IV. Não se conformando com tal decisão, é entendimento da Fazenda Publica a sentença recorrida padece de erro de julgamento por errónea interpretação de lei.

V. E assim o consideramos porquanto é nossa opinião que na análise da questão decidenda deveria o tribunal a quo ter julgado a impugnação improcedente dado que a impugnante, pela força do disposto no n.º 2 art. 28.º do CIRS estava legalmente e obrigatoriamente enquadrada no regime da contabilidade e não, como defendem os autores, e como confirmou o decisor, no regime simplificado.

VI. Ora, conforme resulta do teor da sentença de que ora se recorre, o tribunal a quo entendeu que uma vez que a impugnante mulher havia sido inicialmente enquadrada no regime simplificado, somente poderia deixar de estar sujeita a tal forma de determinação dos rendimentos de categoria B de IRS, se:
a) Fizesse opção por regime de contabilidade,
b) Obtivesse em dois anos consecutivos rendimentos de categoria B superiores aos previstos na alínea b) do n.º 2 do artigo 28.º do CIRS,
c) Obtivesse num só ano montante de rendimento de que ultrapassasse em 25% o montante previsto em tal norma, ou seja montante superior a € 124.69948.

VII. Tal não é o nosso entendimento, porquanto, tal como já referido, entendemos que a norma contida no n.º 2, conjugada com o n.º 5 do art. 28.º do CIRS, impõe no presente caso decisão diversa.

VEJAMOS

VIII. Em nossa opinião na análise da questão sobre a qual as partes divergem impõe-se ter em consideração, no que concerne ao enquadramento quanto a forma de tributar rendimentos de categoria B de IRS, duas situações distintas consoante nos encontremos no decurso do triénio previsto no n.º 5 do mencionado artigo, ou no início de um novo período de 3 anos para o qual se impõe a necessidade de determinar uma forma de tributação de rendimentos de categoria B.

IX. Isto é, no caso de os actos impugnados respeitarem a exercício anual ocorrido no decurso do triénio para o qual havia já sido fixado o regime de tributação a utilizar para os rendimentos da categoria B.
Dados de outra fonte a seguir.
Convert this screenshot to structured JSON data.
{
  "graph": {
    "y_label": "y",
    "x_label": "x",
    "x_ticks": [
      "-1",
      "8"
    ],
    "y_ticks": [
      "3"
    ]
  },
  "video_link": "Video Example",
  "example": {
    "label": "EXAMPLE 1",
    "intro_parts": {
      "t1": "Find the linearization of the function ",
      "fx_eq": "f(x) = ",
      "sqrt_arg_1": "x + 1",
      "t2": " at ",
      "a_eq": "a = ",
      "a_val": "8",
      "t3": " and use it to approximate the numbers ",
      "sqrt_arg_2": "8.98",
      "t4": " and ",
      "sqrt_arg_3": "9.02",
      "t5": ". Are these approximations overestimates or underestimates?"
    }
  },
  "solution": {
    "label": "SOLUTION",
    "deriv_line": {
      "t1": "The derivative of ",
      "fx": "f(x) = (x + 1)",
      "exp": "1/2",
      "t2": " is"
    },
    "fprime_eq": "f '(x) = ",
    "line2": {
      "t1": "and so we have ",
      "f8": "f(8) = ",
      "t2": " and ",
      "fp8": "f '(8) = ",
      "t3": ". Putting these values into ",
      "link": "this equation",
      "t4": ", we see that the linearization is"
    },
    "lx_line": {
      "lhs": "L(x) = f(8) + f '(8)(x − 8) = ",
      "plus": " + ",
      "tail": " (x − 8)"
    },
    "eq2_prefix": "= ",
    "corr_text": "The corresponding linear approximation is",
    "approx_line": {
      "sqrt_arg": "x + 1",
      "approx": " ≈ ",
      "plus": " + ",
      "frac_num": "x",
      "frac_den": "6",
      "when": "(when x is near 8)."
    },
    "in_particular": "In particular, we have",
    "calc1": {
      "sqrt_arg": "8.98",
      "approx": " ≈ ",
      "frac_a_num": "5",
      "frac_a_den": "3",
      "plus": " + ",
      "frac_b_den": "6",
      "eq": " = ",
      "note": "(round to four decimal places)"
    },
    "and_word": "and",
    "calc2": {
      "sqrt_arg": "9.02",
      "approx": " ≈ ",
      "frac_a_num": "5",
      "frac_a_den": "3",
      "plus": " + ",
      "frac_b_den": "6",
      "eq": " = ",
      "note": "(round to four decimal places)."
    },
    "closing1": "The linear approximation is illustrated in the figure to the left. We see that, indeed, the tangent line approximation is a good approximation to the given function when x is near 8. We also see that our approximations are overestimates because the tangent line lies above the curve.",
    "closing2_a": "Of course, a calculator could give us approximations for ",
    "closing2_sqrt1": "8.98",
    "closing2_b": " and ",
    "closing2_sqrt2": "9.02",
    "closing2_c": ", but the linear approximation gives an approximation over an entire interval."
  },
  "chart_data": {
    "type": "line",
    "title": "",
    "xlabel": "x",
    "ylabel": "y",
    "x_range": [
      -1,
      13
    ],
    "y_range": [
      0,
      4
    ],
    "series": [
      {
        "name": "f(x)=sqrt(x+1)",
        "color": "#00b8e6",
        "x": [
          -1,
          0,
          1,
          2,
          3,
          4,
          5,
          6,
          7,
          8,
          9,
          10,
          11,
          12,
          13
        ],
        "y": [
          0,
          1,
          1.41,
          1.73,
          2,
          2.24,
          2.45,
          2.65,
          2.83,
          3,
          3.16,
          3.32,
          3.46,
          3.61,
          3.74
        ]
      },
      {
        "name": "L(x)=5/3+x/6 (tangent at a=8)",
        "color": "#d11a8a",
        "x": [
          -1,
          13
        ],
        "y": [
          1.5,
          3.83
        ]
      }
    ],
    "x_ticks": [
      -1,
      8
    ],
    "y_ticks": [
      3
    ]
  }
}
X. Ou, uma segunda situação quando a análise se situe em ano de inicio do triénio e para o qual se terá que definir qual o regime de tributação a aplicar por 3 anos.

XI. Ora, efectivamente e tal como resulta da decisão de que se recorre, encontrando-se em vigor determinado regime a vigorar por 3 anos só haverá a possibilidade de alterar tal regime de tributação por (i) opção do sujeito passivo, (ii) no caso de obtenção num qualquer ano de rendimento de valor superior em 25% ao limite previsto na alínea b) do n.º 2 do art. 28 do CIRS ou (iii) em dois anos consecutivos montante de rendimentos superior a € 99.759,58.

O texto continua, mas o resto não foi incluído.